このチュートリアルは、次のセクションで構成されます。
チュートリアルのコードを最初に実行してみる場合は、「承認チュートリアル・コードの実行」を先に読んでから、その他のセクションに戻り、学習を続けてください。
JAAS承認とは
JAAS承認は、セキュリティ・ポリシーを使用して実行コードに付与するアクセス権を指定する、既存のJavaセキュリティ・アーキテクチャを拡張します(デフォルトのPolicyの実装とポリシー・ファイルの構文を参照)。これは、コード中心のアーキテクチャです。つまり、コードの特性に基づいてアクセス権が付与されます。この特性には、コードが生成された場所、デジタル署名されているかどうか、署名されている場合はだれによって署名されているか、などがあります。この例は、JAAS認証チュートリアルのチュートリアルで使用されるsampleacn.policy
ファイルにあります。このファイルには、次が含まれます。
grant codebase "file:./SampleAcn.jar" {
permission javax.security.auth.AuthPermission
"createLoginContext.Sample";
};
これにより、現行ディレクトリのSampleAcn.jar
ファイル内のコードに、指定されたアクセス権が付与されます。署名者は指定されていないため、コードが署名されているかどうかは問題となりません。
JAAS承認は、既存のコード中心のアクセス制御をユーザー中心のアクセス制御で補強します。どのコードが実行されているかだけではなく、どのユーザーが実行しているかに基づいて、アクセス権を付与できます。
アプリケーションがJAAS認証を使用してユーザーまたはその他のエンティティ(サービスなど)を認証すると、結果としてサブジェクトが生成されます。サブジェクトは、認証されたユーザーを表します。サブジェクトは一連のプリンシパルで構成され、各プリンシパルはそのユーザーの識別情報を表します。たとえば、あるサブジェクトが名前のプリンシパル(「Susan Smith」)と社会保障番号のプリンシパル(「987-65-4321」)を持つことで、そのサブジェクトを他のサブジェクトと区別できます。
ポリシー内で特定のプリンシパルにアクセス権を付与できます。ユーザーの認証後、アプリケーションはサブジェクトと現在のアクセス制御コンテキストを関連付けることができます。その後、セキュリティ・チェックの対象となる操作(ローカル・ファイル・アクセスなど)のたびに、Javaランタイムにより、ポリシー内で特定のプリンシパルのみに必要なアクセス権が付与されているかどうかを自動的に確認し、そうであれば、アクセス制御コンテキストに関連付けられたサブジェクトに指定のプリンシパルが含まれている場合にかぎり、その操作が許可されます。
JAAS承認の実行手順
JAAS承認を実行する前に、次のようにします。
- ユーザーを認証する必要があります(JAAS認証チュートリアルのチュートリアルを参照)。

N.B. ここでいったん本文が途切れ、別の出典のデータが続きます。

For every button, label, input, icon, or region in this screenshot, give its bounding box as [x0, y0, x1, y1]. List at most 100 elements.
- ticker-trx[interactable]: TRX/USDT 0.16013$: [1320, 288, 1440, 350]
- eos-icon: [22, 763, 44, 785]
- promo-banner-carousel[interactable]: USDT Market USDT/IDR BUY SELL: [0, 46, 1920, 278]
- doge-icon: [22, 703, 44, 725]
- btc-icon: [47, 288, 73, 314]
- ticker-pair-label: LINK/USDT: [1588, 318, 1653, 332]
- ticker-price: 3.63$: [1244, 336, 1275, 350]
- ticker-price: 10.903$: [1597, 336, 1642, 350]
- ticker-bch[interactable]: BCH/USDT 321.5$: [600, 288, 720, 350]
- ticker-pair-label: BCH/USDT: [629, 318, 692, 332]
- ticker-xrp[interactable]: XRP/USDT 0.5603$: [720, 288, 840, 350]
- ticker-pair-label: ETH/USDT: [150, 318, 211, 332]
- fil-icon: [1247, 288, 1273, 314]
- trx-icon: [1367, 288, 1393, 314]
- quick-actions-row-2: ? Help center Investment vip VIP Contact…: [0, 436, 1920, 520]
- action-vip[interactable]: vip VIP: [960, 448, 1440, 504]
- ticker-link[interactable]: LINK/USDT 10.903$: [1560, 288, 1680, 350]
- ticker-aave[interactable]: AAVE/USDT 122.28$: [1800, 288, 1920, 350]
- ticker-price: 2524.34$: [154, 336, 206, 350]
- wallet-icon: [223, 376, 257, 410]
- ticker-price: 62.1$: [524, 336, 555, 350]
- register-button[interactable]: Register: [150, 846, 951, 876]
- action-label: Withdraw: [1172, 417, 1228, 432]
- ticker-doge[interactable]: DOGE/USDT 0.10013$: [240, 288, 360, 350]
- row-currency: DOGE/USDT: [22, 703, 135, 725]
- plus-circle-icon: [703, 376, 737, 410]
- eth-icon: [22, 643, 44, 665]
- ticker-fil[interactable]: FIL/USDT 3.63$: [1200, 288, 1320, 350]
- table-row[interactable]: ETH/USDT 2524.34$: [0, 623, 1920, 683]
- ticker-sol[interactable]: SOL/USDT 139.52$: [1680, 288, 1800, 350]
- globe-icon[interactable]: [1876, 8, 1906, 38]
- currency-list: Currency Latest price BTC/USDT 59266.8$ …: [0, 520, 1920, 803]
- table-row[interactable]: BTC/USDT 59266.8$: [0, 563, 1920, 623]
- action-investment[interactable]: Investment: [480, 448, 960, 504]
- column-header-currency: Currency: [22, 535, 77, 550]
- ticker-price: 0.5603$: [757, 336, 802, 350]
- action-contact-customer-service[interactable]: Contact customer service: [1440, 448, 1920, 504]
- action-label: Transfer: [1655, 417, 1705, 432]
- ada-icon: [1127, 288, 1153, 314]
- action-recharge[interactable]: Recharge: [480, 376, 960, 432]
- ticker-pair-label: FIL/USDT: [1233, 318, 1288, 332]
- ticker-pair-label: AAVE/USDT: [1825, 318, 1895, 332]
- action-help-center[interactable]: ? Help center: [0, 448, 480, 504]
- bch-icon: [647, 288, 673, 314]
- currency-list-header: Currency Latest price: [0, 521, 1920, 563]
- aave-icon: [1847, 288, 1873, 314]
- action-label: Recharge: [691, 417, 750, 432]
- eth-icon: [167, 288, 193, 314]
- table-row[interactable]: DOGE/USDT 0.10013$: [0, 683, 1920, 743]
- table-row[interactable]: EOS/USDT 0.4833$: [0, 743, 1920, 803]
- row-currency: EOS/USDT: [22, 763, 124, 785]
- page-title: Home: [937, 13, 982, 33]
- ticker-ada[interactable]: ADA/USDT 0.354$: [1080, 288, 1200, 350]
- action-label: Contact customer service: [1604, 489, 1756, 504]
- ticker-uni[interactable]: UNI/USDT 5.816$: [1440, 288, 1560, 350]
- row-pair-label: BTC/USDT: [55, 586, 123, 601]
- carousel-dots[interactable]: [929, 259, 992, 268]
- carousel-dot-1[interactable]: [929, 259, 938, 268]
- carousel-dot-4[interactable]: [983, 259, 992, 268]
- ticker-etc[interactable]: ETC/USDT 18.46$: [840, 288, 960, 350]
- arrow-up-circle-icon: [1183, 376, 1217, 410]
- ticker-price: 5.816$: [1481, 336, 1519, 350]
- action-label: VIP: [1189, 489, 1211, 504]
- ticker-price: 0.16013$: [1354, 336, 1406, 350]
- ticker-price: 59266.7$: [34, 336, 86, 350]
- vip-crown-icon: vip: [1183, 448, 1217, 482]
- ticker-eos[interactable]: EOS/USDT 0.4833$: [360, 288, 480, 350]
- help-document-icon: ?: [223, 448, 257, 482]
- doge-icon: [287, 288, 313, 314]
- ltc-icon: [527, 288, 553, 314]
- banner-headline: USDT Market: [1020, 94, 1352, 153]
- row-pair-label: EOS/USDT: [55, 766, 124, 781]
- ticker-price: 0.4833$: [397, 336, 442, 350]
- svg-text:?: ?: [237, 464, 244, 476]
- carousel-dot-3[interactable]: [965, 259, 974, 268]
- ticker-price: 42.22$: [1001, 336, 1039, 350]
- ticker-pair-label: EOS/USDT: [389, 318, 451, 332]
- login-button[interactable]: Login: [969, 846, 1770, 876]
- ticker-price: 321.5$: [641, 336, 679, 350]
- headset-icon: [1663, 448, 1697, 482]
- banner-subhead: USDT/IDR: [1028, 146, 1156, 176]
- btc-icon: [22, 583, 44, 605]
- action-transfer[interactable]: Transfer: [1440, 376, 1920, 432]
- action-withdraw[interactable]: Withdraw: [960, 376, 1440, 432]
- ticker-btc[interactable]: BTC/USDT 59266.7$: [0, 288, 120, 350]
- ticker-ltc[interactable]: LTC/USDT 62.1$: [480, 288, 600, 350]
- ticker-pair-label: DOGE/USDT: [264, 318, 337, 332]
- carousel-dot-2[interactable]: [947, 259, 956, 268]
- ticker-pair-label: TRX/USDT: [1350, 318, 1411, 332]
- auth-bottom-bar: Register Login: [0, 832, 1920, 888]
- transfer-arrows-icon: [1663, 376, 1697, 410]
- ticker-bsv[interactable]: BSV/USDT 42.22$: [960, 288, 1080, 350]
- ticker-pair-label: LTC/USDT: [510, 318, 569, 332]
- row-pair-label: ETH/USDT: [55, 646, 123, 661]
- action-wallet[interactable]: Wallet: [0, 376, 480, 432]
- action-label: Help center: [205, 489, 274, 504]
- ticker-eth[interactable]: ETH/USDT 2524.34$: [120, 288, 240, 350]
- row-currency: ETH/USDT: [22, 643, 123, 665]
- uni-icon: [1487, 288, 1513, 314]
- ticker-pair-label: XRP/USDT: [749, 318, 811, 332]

- セキュリティ・ポリシー内にプリンシパルベースのエントリを構成する必要があります(プリンシパルベースのポリシー・ファイル文の作成方法を参照)。
- 認証の結果生成されるサブジェクトを現在のアクセス制御コンテキストに関連付ける必要があります(サブジェクトのアクセス制御コンテキストへの関連付けを参照)。
プリンシパルベースのポリシー・ファイル文の作成方法
ポリシー・ファイルgrant
文(デフォルトのPolicyの実装とポリシー・ファイルの構文を参照)に、1つ以上のPrincipal
フィールドをオプションで含めることができるようになりました。Principal
フィールドは、指定されたPrincipal
で表される(指定されたコードを実行する)ユーザーまたはその他のエンティティが、特定のアクセス権を保持することを表します。
このため、grant
文の基本的な書式は次のようになります
grant <signer(s) field>, <codeBase URL>
<Principal field(s)> {
permission perm_class_name "target_name", "action";
....
permission perm_class_name "target_name", "action";
};
signer
、codeBase
およびPrincipal
の各フィールドはオプションであり、各フィールドの順序は重要ではありません。
Principal
フィールドは、次のようになります。
Principal Principal_class "principal_name"
つまり、Principal
という語(大文字、小文字は区別されない)に続き、完全修飾のPrincipal
クラス名およびプリンシパル名を指定します。
Principal
クラスは、java.security.Principalインタフェースを実装するクラスです。すべてのPrincipal
オブジェクトは、getName
メソッドの呼出しによって取得できる関連名を持っています。名前に使用される書式は、Principal
実装によって異なります。
このチュートリアルで使用する、基本認証メカニズムにより作成されるSubject
内に配置されるPrincipal
のタイプは、SamplePrincipal
であるため、これをgrant
文のPrincipal
の指定のPrincipal_class
部分で使用してください。SamplePrincipal
のユーザー名はnameの形式になります。このチュートリアルで使用可能なユーザー名はtestUser
のみです。したがって、grant
文で使用するprincipal_name
の指定はtestUser
です。
単一のgrant
文内に複数のPrincipal
フィールドを含めることも可能です。複数のPrincipal
フィールドを指定する場合、現在のアクセス制御コンテキストに関連付けられたSubject
にこれらのPrincipal
のすべてが含まれる場合にのみ、grant
文のアクセス権が付与されます。
複数のPrincipal
に同じアクセス権のセットを付与するには、複数のgrant
文を作成し、各文にアクセス権のリストといずれかのPrincipal
を指し示す単一のPrincipal
フィールドを含めます。
このチュートリアルのポリシー・ファイルでは、Principal
フィールドに1つのgrant
文が含まれます。
grant codebase "file:./SampleAction.jar",
Principal sample.principal.SamplePrincipal "testUser" {
permission java.util.PropertyPermission "java.home", "read";
permission java.util.PropertyPermission "user.home", "read";
permission java.io.FilePermission "foo.txt", "read";
};
これは、指定したアクセス権を、SampleAction.jar
内のコードを実行する指定されたPrincipal
に付与することを示します。(ノート: SamplePrincipal
クラスはsample.principal
パッケージ内にあります。)
サブジェクトのアクセス制御コンテキストへの関連付け
サブジェクトを作成し、現在のアクセス制御コンテキストに関連付けるには、次のようにします。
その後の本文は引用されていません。